Was bislang an gemeinsamen Projekten der großen Koalition durchgesickert ist, betrifft zwar eine Reihe wichtiger Politikfelder wie die Familien-, Bildungs- und Föderalismusreform. Auch will man Ausnahmetatbeständen im Steuerrecht zu Leibe rücken. Aber vom Herzstück der CDU-Wahlpropaganda ist nichts mehr zu hören. Weitere Flexibilisierung und Verbilligung der Arbeitskraft? Weitere Senkung der Unternehmens- und Einkommensteuer? Kopfpauschale im Gesundheitswesen? Von all diesen Maßnahmen hatte sich die CDU einen Wachstumsschub versprochen. Dieses Versprechen haben die Wähler nicht honoriert.

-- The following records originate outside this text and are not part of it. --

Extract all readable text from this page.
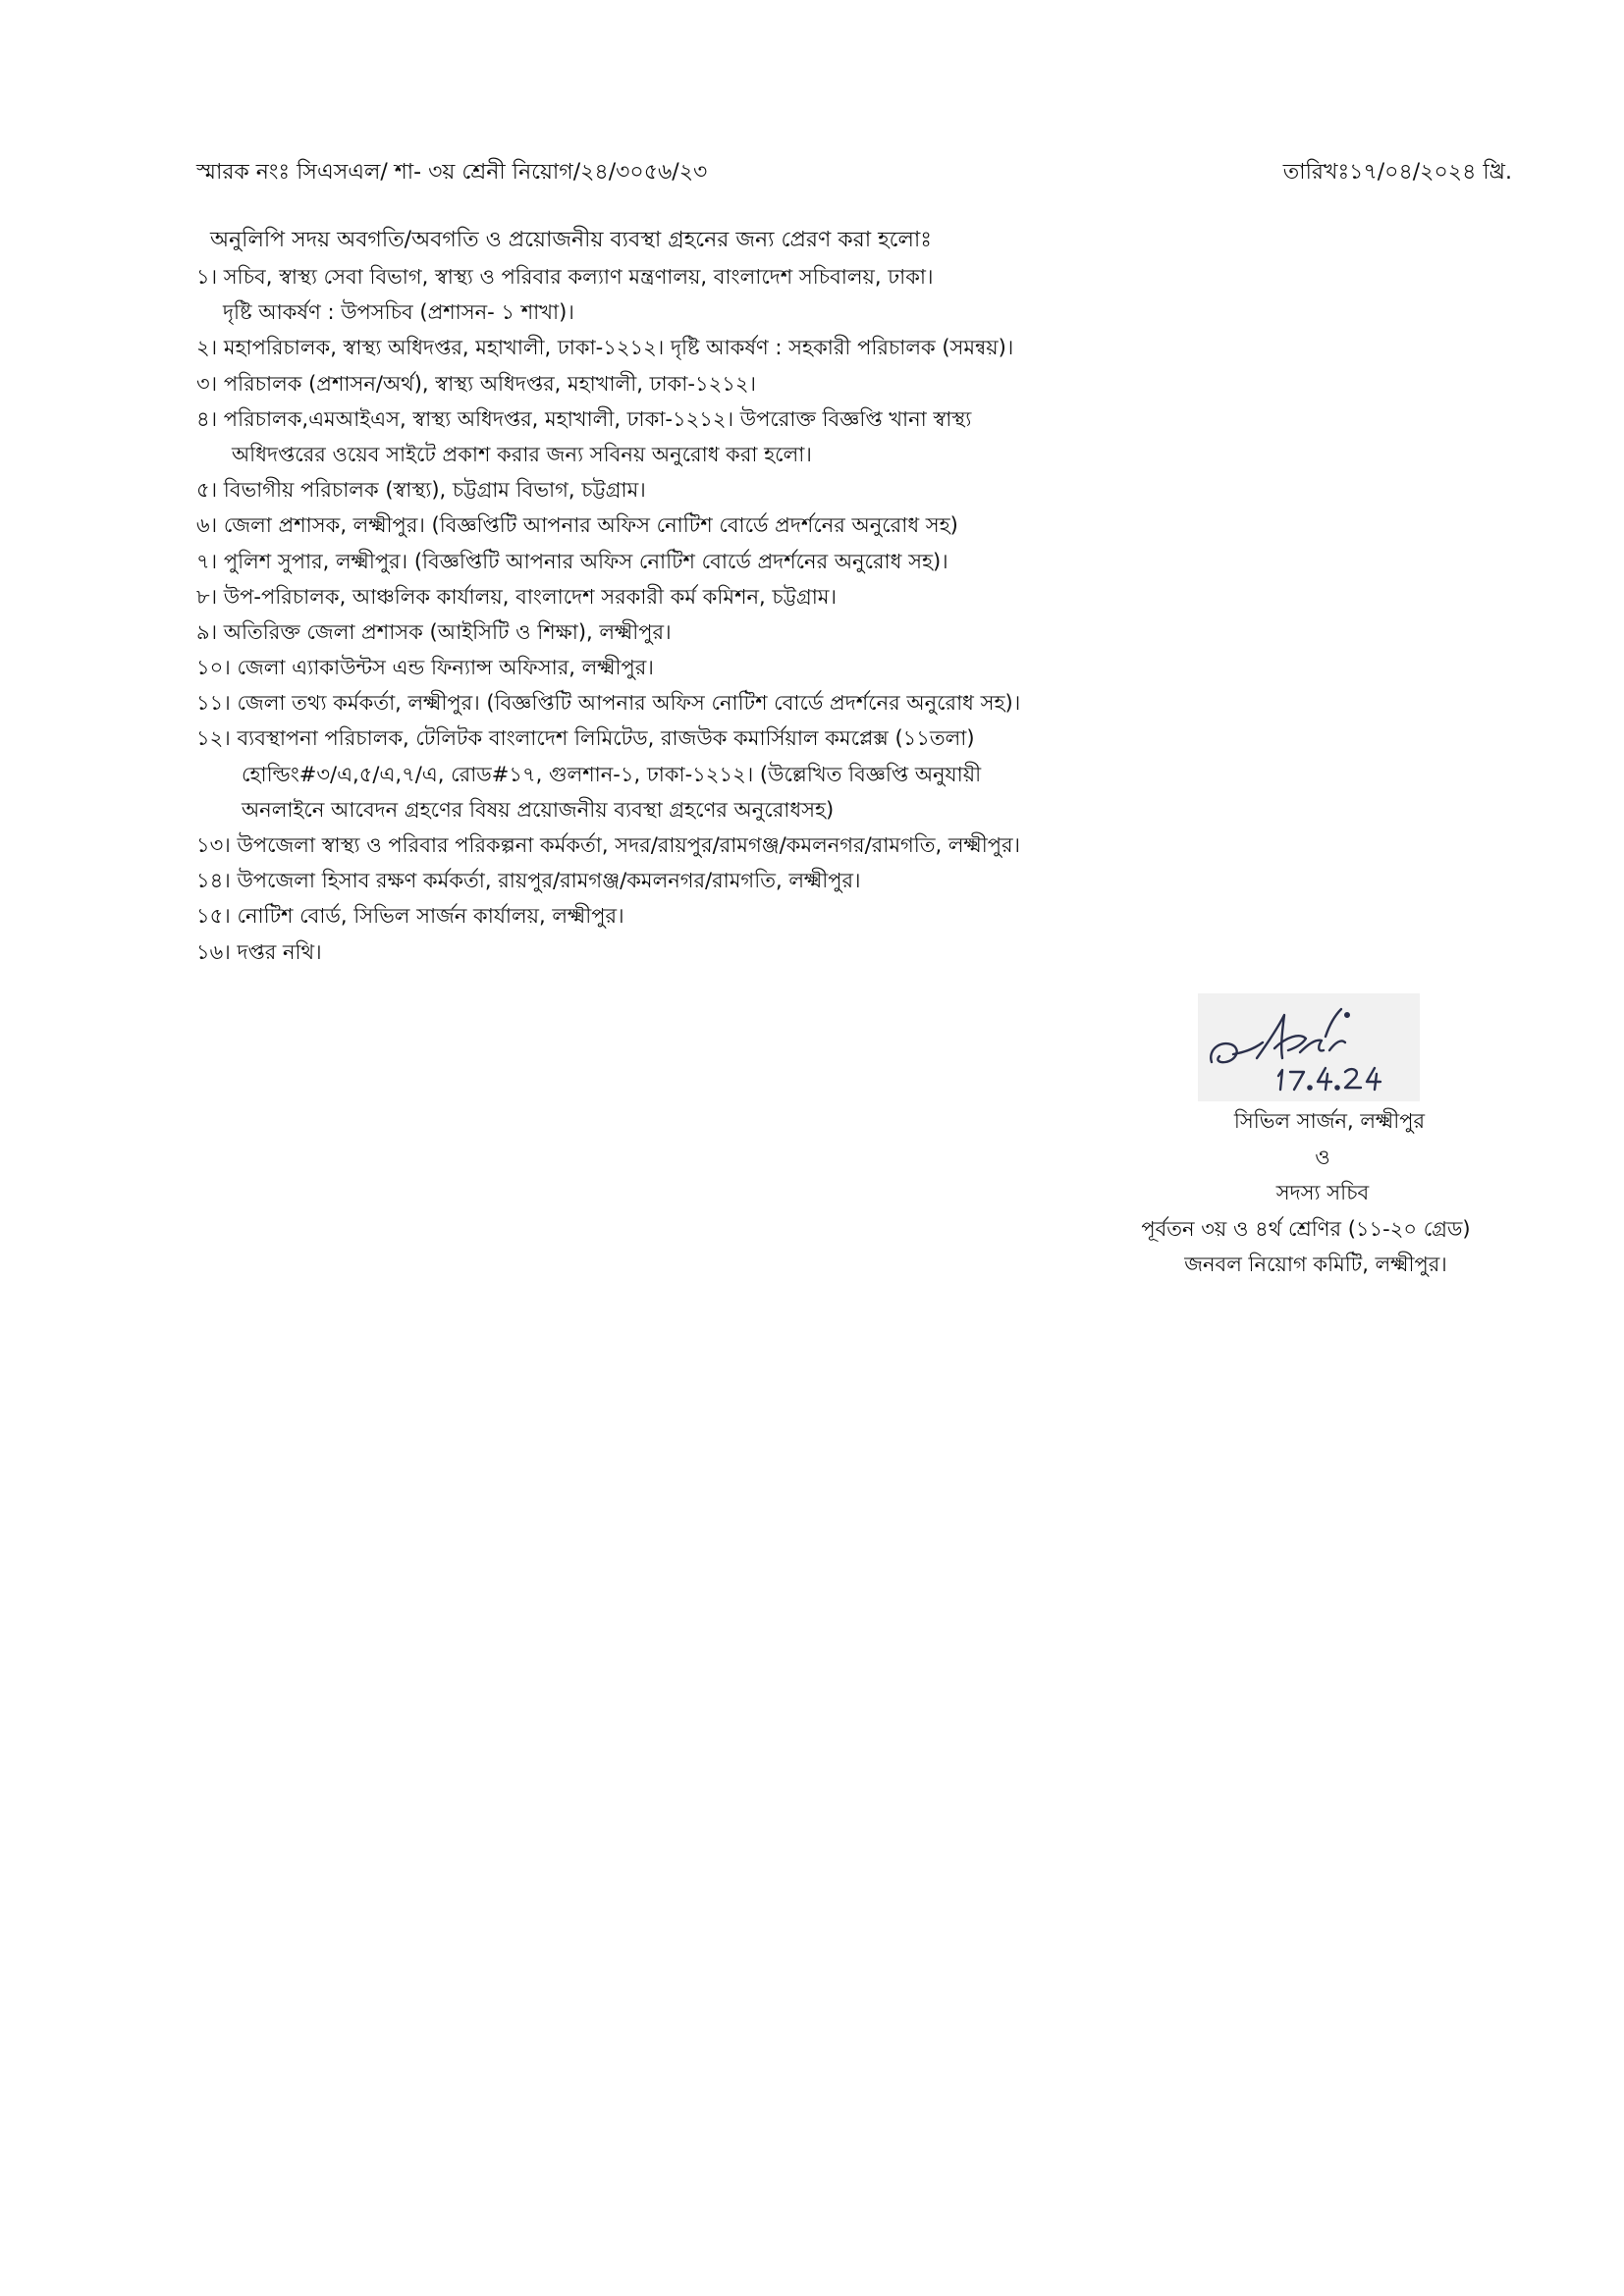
স্মারক নংঃ সিএসএল/ শা- ৩য় শ্রেনী নিয়োগ/২৪/৩০৫৬/২৩	তারিখঃ১৭/০৪/২০২৪ খ্রি.
অনুলিপি সদয় অবগতি/অবগতি ও প্রয়োজনীয় ব্যবস্থা গ্রহনের জন্য প্রেরণ করা হলোঃ
১। সচিব, স্বাস্থ্য সেবা বিভাগ, স্বাস্থ্য ও পরিবার কল্যাণ মন্ত্রণালয়, বাংলাদেশ সচিবালয়, ঢাকা।
দৃষ্টি আকর্ষণ : উপসচিব (প্রশাসন- ১ শাখা)।
২। মহাপরিচালক, স্বাস্থ্য অধিদপ্তর, মহাখালী, ঢাকা-১২১২। দৃষ্টি আকর্ষণ : সহকারী পরিচালক (সমন্বয়)।
৩। পরিচালক (প্রশাসন/অর্থ), স্বাস্থ্য অধিদপ্তর, মহাখালী, ঢাকা-১২১২।
৪। পরিচালক,এমআইএস, স্বাস্থ্য অধিদপ্তর, মহাখালী, ঢাকা-১২১২। উপরোক্ত বিজ্ঞপ্তি খানা স্বাস্থ্য
অধিদপ্তরের ওয়েব সাইটে প্রকাশ করার জন্য সবিনয় অনুরোধ করা হলো।
৫। বিভাগীয় পরিচালক (স্বাস্থ্য), চট্টগ্রাম বিভাগ, চট্টগ্রাম।
৬। জেলা প্রশাসক, লক্ষ্মীপুর। (বিজ্ঞপ্তিটি আপনার অফিস নোটিশ বোর্ডে প্রদর্শনের অনুরোধ সহ)
৭। পুলিশ সুপার, লক্ষ্মীপুর। (বিজ্ঞপ্তিটি আপনার অফিস নোটিশ বোর্ডে প্রদর্শনের অনুরোধ সহ)।
৮। উপ-পরিচালক, আঞ্চলিক কার্যালয়, বাংলাদেশ সরকারী কর্ম কমিশন, চট্টগ্রাম।
৯। অতিরিক্ত জেলা প্রশাসক (আইসিটি ও শিক্ষা), লক্ষ্মীপুর।
১০। জেলা এ্যাকাউন্টস এন্ড ফিন্যান্স অফিসার, লক্ষ্মীপুর।
১১। জেলা তথ্য কর্মকর্তা, লক্ষ্মীপুর। (বিজ্ঞপ্তিটি আপনার অফিস নোটিশ বোর্ডে প্রদর্শনের অনুরোধ সহ)।
১২। ব্যবস্থাপনা পরিচালক, টেলিটক বাংলাদেশ লিমিটেড, রাজউক কমার্সিয়াল কমপ্লেক্স (১১তলা)
হোল্ডিং#৩/এ,৫/এ,৭/এ, রোড#১৭, গুলশান-১, ঢাকা-১২১২। (উল্লেখিত বিজ্ঞপ্তি অনুযায়ী
অনলাইনে আবেদন গ্রহণের বিষয় প্রয়োজনীয় ব্যবস্থা গ্রহণের অনুরোধসহ)
১৩। উপজেলা স্বাস্থ্য ও পরিবার পরিকল্পনা কর্মকর্তা, সদর/রায়পুর/রামগঞ্জ/কমলনগর/রামগতি, লক্ষ্মীপুর।
১৪। উপজেলা হিসাব রক্ষণ কর্মকর্তা, রায়পুর/রামগঞ্জ/কমলনগর/রামগতি, লক্ষ্মীপুর।
১৫। নোটিশ বোর্ড, সিভিল সার্জন কার্যালয়, লক্ষ্মীপুর।
১৬। দপ্তর নথি।
সিভিল সার্জন, লক্ষ্মীপুর
ও
সদস্য সচিব
পূর্বতন ৩য় ও ৪র্থ শ্রেণির (১১-২০ গ্রেড)
জনবল নিয়োগ কমিটি, লক্ষ্মীপুর।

Der Leipziger Parteitag von 2003 hatte mit einem harten neoliberalen Profil die Führung Merkels etabliert. Er sollte der CDU so etwas wie eine neue Identität verpassen. Die alte war brüchig geworden, denn der Anti-Sozialismus hatte nach dem Zusammenbruch der realsozialistischen Regime in Europa ausgedient. Und der alten „sozialen Marktwirtschaft“ mit ihrem Konsensprinzip traute man nichts mehr zu: zu teuer, zu uneffektiv.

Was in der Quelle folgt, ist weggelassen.